This file implements the line-following controller. It reads the reflectance sensor array, estimates line position using a centroid-based method, filters and bounds the result, then generates left and right wheel velocity commands to keep the robot centered on the track.
This file is the robot’s main path-tracking controller whenever line-follow mode is enabled. It turns raw reflectance readings into steering behavior.
| Name | Description |
|---|---|
sens | Line sensor array object used to read reflectance values. |
v_base | Base forward speed Share. |
vL_cmd, vR_cmd | Left and right wheel velocity command Shares. |
lfEnable | Share that enables or disables line-follow control. |
Kp, Ki, Kd | Controller gains for steering correction. |
u_max | Maximum steering correction magnitude. |
max_min, sum_min | Confidence thresholds used to reject weak line signals. |
pos_alpha | Low-pass filter coefficient for the line-position estimate. |
pos_deadband | Small deadband around zero position error. |
_last_valid_pos | Most recent valid line position, used when the signal weakens. |
| Method / Logic | Description |
|---|---|
_reset_pid() | Resets internal controller state when line-follow mode is disabled. |
| Centroid estimation | Computes an effective line position from the weighted sensor readings. |
| Weak-signal handling | Prevents the robot from immediately spinning when the line signal becomes unclear. |
| Wheel-command output | Uses the steering correction to adjust left and right speed commands around the base speed. |
if not self.lfEnable.get():
self._reset_pid()
yield self._state
continue
One of the strongest parts of this file is its weak-line handling.
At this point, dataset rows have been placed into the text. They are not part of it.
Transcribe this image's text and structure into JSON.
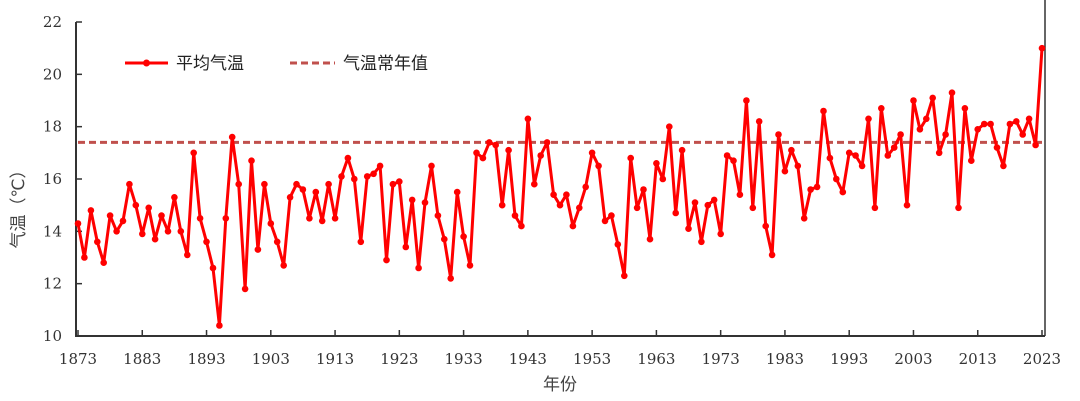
{
  "chart_data": {
    "type": "line",
    "title": "",
    "xlabel": "年份",
    "ylabel": "气温（℃）",
    "xlim": [
      1873,
      2023
    ],
    "ylim": [
      10,
      22
    ],
    "yticks": [
      10,
      12,
      14,
      16,
      18,
      20,
      22
    ],
    "xticks": [
      1873,
      1883,
      1893,
      1903,
      1913,
      1923,
      1933,
      1943,
      1953,
      1963,
      1973,
      1983,
      1993,
      2003,
      2013,
      2023
    ],
    "grid": false,
    "legend_position": "top-left",
    "series": [
      {
        "name": "平均气温",
        "color": "#ff0000",
        "style": "solid-with-markers",
        "x_start": 1873,
        "values": [
          14.3,
          13.0,
          14.8,
          13.6,
          12.8,
          14.6,
          14.0,
          14.4,
          15.8,
          15.0,
          13.9,
          14.9,
          13.7,
          14.6,
          14.0,
          15.3,
          14.0,
          13.1,
          17.0,
          14.5,
          13.6,
          12.6,
          10.4,
          14.5,
          17.6,
          15.8,
          11.8,
          16.7,
          13.3,
          15.8,
          14.3,
          13.6,
          12.7,
          15.3,
          15.8,
          15.6,
          14.5,
          15.5,
          14.4,
          15.8,
          14.5,
          16.1,
          16.8,
          16.0,
          13.6,
          16.1,
          16.2,
          16.5,
          12.9,
          15.8,
          15.9,
          13.4,
          15.2,
          12.6,
          15.1,
          16.5,
          14.6,
          13.7,
          12.2,
          15.5,
          13.8,
          12.7,
          17.0,
          16.8,
          17.4,
          17.3,
          15.0,
          17.1,
          14.6,
          14.2,
          18.3,
          15.8,
          16.9,
          17.4,
          15.4,
          15.0,
          15.4,
          14.2,
          14.9,
          15.7,
          17.0,
          16.5,
          14.4,
          14.6,
          13.5,
          12.3,
          16.8,
          14.9,
          15.6,
          13.7,
          16.6,
          16.0,
          18.0,
          14.7,
          17.1,
          14.1,
          15.1,
          13.6,
          15.0,
          15.2,
          13.9,
          16.9,
          16.7,
          15.4,
          19.0,
          14.9,
          18.2,
          14.2,
          13.1,
          17.7,
          16.3,
          17.1,
          16.5,
          14.5,
          15.6,
          15.7,
          18.6,
          16.8,
          16.0,
          15.5,
          17.0,
          16.9,
          16.5,
          18.3,
          14.9,
          18.7,
          16.9,
          17.2,
          17.7,
          15.0,
          19.0,
          17.9,
          18.3,
          19.1,
          17.0,
          17.7,
          19.3,
          14.9,
          18.7,
          16.7,
          17.9,
          18.1,
          18.1,
          17.2,
          16.5,
          18.1,
          18.2,
          17.7,
          18.3,
          17.3,
          21.0
        ]
      },
      {
        "name": "气温常年值",
        "color": "#c0504d",
        "style": "dashed",
        "value": 17.4
      }
    ]
  }
}
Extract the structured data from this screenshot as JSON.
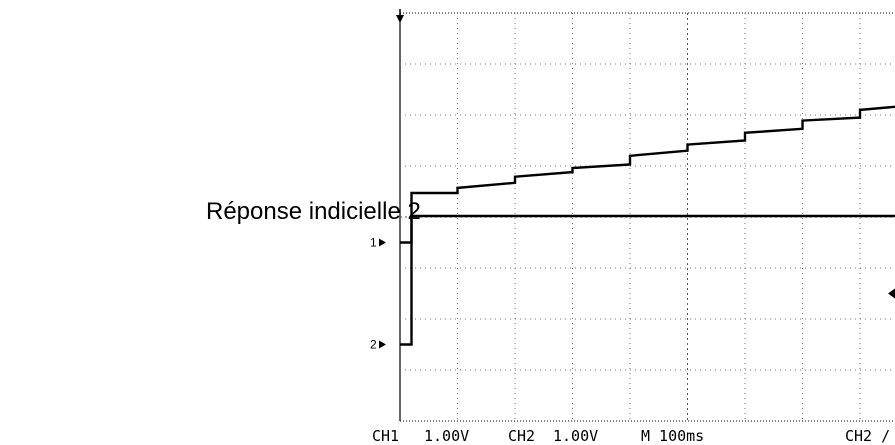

Instead of assuming the sensor signal is always perfect, the controller includes thresholds, filtering, and hold-last-valid logic so the robot behaves more gracefully when the line momentarily becomes less clear.
This file is what allows the robot to follow the printed track smoothly rather than simply reacting to a threshold crossing. It is a large part of why the robot appears controlled instead of jerky.